For the representation of stereo and 3D-video several methods have been proposed [1]. One of the methods for 3D video is the Multi-View plus Depth (MVD) format. The MVD-format stores the scene information as two or multiple texture views depicting the 3D-scene from different perspectives. Additionally the scene geometry is represented by a full dense depth map per texture view. The MVD format supports the generation additional texture views located in between the provided views by depth image based rendering (DIBR). For this the samples of the views' textures are warped using disparities obtained from their depth map.

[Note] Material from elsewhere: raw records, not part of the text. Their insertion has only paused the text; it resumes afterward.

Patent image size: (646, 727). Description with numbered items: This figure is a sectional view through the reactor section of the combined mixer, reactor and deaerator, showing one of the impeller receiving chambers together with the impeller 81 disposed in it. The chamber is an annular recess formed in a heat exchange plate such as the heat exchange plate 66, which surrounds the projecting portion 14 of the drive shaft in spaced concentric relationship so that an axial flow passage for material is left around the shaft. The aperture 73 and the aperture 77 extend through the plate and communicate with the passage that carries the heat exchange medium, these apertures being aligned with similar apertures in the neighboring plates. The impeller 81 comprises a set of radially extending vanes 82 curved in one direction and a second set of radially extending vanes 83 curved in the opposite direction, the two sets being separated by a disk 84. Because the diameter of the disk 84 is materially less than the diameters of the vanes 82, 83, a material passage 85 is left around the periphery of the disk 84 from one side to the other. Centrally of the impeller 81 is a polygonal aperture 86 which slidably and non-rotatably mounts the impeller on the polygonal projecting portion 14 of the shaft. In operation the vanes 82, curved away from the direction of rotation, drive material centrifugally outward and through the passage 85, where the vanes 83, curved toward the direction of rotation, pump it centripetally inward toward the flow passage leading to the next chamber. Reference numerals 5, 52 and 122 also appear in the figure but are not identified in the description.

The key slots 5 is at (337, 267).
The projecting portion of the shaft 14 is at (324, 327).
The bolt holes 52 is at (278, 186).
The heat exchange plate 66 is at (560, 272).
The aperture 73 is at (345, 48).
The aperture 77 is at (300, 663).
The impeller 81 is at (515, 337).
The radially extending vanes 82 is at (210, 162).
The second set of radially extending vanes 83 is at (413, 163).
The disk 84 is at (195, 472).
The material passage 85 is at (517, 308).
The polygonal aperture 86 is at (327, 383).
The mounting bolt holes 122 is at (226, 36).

Modern auto stereoscopic displays provide a high view density with eight to 28 or even more views. However, recording of a 3D scene in a real live scenario can only be accomplished with a small number of cameras. Thus, the possibility to generate intermediate views as provided by the MVD format is a feature that may be used for a 3D video system. Moreover the usage of depth maps and view interpolation provide advantages regarding the transmission of 3D-video. Depth maps can be coded at a highly reduced rate compared to a video view and may use less bandwidth.

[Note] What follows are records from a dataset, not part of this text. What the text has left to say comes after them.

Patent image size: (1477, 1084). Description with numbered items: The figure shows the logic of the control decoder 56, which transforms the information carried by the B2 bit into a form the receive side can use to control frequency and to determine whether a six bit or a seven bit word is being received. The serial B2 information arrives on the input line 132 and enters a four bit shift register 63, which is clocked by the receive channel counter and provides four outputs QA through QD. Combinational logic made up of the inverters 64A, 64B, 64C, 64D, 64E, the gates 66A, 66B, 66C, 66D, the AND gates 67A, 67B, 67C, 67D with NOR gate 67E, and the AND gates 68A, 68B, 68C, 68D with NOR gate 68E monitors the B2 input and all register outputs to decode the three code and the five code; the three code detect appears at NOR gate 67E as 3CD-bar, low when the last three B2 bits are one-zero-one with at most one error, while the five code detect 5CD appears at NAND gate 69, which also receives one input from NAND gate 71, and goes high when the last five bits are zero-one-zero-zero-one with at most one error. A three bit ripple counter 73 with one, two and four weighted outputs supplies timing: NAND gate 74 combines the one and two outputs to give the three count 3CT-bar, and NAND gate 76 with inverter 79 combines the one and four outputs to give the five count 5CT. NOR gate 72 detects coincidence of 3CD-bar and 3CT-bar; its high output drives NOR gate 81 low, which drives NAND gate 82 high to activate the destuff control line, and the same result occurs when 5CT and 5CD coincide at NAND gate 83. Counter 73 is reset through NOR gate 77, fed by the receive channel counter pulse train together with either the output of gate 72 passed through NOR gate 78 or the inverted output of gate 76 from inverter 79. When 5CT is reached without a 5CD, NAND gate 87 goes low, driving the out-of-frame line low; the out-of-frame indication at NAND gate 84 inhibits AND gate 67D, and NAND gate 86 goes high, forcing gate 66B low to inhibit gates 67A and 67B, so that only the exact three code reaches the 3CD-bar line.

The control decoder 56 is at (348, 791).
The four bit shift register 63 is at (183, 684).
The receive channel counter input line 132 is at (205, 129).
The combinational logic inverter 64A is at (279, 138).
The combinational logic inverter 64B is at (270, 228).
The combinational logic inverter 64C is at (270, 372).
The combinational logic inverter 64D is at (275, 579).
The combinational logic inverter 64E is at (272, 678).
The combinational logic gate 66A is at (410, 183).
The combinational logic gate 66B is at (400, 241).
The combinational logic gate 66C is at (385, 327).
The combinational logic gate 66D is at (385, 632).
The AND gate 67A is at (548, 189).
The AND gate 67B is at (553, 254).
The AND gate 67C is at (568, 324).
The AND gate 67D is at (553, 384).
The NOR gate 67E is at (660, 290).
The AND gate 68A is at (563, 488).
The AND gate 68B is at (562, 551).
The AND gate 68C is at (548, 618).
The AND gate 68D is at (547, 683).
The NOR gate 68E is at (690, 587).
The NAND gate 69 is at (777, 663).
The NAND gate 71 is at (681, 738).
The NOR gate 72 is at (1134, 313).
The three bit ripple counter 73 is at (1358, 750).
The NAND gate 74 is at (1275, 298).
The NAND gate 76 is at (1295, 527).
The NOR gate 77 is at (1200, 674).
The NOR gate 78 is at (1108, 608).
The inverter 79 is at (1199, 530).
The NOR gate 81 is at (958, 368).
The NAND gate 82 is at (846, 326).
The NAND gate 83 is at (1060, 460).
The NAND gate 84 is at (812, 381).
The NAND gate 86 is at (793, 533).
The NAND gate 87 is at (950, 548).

Compared to multi-view video, the generation and transmission of depth based video involves additional processing steps at the sender and receiver side. In particular, depth modifications due to, for example, lossy compression, results in distortions of the depth map itself. However, most importantly is the distortion of a synthesized view synthesized from the view of the modified depth map, and accordingly, for performing a rate/distortion optimization correctly, the distortion caused by the modification of depth map would have to be somehow taken into account when optimizing. However, until now, such determination is not performed in an exact manner due to the overhead associated therewith.